Perubahan kecil itu membuat Li sukses menyingkirkan Victoria Azarenka di perempat final dan Maria Sharapova di semifinal. Li memakai senjata pukulan kuat, mendatar, dan servis akurat.
Perubahan kecil itu mengubah sejarah Li. Sebelumnya Li tak pernah merengkuh gelar juara di lapangan tanah liat. Dia hanya mencapai semifinal di turnamen Madrid, Spanyol dan Roma, Italia, dalam pemanasan menuju Perancis Terbuka.
Sebagai petenis, Li tak punya pukulan istimewa. Namun, dia mampu memukul bola dengan keras, memaksa lawan bertahan di baseline, dan tak membiarkan lawan nyaman di lapangan.
Pertemuan Li dan Mortensen serba kebetulan. Pelatih sekaligus ayah Caroline Wozniacki, Piotr Wozniacki, berteman dengan Alex Stober, pelatih fisik Li. Dialah yang merekomendasikan Mortensen, kapten tim Piala Davis Denmark.
”Li petenis yang sudah jadi dan berusia 29 tahun. Ia sering kehilangan konsentrasi dan kurang fokus. Itu yang saya benahi,” kata Mortensen.
Perkenalan Li dengan tenis bermula dari bulu tangkis. Saat Li berumur 6 tahun, ia menekuni bulu tangkis seperti ayahnya, Li Shengpeng, yang tak terjun ke bulu tangkis profesional karena Revolusi Kebudayaan di China. Sang ayah meninggal dunia kala Li berusia 14 tahun.
”Dulu saya gemuk sehingga ayah-ibu menyuruh saya berolahraga,” kata Li mengenang.
Namun, pelatihnya menilai Li lebih bagus bermain tenis.

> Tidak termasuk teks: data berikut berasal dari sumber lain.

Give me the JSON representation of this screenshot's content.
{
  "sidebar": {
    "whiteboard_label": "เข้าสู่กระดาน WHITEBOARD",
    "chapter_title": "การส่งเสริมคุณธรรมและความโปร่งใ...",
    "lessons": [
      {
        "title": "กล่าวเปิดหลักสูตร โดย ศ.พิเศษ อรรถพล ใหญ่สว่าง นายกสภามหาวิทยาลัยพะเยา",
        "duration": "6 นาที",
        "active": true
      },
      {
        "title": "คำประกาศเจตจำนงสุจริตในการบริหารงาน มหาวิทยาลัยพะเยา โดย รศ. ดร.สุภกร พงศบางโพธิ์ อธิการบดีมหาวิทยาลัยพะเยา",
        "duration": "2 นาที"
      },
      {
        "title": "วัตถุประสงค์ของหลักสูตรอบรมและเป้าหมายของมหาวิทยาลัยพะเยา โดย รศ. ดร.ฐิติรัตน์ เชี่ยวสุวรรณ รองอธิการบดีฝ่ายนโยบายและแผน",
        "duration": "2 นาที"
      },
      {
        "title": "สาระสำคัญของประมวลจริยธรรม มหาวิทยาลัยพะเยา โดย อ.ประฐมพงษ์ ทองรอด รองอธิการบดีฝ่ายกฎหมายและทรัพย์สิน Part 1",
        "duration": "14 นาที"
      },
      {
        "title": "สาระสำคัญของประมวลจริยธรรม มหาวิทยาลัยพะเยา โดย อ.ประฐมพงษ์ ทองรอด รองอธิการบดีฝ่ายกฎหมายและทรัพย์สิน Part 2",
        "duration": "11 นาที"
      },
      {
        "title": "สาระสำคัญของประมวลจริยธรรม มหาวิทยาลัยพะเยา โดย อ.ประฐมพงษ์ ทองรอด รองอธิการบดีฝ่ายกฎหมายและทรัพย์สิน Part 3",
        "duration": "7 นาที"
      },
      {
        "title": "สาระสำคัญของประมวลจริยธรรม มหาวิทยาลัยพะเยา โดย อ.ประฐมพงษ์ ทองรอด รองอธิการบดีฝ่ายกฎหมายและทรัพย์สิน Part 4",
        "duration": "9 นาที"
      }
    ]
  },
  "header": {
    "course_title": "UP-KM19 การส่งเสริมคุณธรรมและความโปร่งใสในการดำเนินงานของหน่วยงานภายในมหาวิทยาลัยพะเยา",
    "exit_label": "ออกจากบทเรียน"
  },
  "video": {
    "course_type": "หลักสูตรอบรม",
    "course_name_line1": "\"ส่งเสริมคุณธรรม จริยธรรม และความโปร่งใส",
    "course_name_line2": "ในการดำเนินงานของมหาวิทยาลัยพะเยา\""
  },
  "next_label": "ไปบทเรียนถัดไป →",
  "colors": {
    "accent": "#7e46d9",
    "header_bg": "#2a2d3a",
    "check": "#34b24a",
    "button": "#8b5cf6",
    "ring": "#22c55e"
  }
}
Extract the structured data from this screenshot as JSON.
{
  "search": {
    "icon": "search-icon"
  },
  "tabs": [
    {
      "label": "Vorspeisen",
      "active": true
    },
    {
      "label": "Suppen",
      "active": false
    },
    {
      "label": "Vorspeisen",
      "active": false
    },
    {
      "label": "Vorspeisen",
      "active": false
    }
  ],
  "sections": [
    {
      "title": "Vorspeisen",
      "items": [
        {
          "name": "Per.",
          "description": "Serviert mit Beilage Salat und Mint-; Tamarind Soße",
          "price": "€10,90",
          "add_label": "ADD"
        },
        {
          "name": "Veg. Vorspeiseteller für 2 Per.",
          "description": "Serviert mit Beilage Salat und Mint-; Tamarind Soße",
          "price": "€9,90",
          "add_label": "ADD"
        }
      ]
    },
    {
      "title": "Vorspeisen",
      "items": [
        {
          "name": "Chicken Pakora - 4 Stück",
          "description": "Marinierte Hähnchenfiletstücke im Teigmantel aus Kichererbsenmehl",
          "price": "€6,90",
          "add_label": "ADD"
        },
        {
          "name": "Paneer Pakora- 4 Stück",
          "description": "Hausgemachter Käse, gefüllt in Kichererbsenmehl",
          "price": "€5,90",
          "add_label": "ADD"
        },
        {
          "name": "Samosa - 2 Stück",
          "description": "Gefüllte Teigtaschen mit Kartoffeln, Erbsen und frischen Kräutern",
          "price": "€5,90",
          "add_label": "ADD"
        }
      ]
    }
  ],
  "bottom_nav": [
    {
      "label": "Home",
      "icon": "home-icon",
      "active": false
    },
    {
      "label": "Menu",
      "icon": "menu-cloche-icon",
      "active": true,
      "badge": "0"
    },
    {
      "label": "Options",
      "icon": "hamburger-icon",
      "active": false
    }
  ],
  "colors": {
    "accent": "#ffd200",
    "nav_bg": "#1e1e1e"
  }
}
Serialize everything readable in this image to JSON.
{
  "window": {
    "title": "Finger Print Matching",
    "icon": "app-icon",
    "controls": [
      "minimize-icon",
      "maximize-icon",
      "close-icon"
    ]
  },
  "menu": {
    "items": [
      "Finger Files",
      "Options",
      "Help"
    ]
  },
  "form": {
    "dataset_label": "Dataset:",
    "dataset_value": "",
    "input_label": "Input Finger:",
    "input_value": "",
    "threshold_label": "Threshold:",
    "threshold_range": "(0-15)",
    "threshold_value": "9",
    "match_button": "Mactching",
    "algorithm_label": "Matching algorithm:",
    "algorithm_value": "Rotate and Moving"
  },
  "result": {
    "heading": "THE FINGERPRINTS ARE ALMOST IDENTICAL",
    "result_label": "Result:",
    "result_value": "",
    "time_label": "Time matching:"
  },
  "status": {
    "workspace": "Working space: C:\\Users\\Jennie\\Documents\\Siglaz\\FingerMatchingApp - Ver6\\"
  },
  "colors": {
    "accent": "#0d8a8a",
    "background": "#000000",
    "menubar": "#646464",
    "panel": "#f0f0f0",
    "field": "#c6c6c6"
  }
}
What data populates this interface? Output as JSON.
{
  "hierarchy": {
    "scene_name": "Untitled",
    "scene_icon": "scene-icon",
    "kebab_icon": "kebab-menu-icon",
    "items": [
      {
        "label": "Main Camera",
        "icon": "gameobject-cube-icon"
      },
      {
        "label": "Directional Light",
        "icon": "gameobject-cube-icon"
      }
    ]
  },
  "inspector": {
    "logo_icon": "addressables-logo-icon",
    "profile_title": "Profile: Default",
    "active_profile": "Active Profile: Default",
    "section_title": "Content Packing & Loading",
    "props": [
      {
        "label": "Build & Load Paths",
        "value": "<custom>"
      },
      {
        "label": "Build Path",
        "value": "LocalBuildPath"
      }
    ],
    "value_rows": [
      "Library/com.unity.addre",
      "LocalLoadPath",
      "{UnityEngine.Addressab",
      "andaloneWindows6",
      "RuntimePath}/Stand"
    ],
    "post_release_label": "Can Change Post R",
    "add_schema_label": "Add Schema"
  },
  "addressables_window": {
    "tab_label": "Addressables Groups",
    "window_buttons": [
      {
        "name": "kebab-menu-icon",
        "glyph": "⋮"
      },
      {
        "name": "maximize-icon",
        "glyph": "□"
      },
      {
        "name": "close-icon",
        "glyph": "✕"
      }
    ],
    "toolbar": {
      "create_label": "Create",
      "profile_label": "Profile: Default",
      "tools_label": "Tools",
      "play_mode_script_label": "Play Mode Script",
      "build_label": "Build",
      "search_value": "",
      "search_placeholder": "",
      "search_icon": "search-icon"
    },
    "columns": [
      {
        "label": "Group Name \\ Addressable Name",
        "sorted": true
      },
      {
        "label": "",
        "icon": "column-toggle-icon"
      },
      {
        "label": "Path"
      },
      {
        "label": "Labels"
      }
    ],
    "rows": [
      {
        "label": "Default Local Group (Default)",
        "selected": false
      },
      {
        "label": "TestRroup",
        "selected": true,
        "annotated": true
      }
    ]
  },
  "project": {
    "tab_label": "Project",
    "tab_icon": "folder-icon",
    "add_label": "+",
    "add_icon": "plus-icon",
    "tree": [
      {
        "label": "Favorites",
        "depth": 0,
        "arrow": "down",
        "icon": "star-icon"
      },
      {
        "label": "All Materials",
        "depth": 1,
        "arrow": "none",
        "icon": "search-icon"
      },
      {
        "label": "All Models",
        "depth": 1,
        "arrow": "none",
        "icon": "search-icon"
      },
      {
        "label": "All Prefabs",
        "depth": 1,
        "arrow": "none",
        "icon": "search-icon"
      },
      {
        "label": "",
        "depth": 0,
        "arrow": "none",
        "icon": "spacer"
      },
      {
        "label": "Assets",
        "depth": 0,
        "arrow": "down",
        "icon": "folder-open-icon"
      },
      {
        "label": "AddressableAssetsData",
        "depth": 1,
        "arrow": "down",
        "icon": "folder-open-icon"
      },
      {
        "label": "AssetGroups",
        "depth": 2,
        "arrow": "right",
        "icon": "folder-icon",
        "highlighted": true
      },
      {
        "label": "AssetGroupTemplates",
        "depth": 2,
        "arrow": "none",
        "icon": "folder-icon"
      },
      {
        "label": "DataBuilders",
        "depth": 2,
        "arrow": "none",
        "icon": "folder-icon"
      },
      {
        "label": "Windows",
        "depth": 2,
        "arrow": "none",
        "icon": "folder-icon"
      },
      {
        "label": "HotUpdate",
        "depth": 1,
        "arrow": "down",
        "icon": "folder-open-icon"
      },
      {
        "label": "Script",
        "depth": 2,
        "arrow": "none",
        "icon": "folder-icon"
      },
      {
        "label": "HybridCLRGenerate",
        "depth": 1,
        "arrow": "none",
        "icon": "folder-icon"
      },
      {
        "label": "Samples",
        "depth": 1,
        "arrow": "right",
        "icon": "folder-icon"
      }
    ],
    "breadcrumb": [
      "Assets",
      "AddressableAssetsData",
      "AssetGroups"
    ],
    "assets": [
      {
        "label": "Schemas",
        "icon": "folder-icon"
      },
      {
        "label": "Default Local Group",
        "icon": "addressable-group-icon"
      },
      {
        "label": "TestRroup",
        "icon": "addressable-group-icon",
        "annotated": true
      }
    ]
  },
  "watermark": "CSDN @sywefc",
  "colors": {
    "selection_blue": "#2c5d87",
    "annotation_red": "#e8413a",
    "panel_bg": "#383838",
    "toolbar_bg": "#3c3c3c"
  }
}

Si pelatih meminta orangtua Li mengizinkannya beralih ke tenis saat ia berusia 8 tahun. Pada usia 9 tahun, Li beralih ke tenis.
”Ketika saya mulai latihan tenis, olahraga itu tak populer di China. Bahkan tidak ada di televisi,” ujar Li yang bergabung di tim tenis nasional tahun 1997 dan menjadi petenis profesional sejak 1999.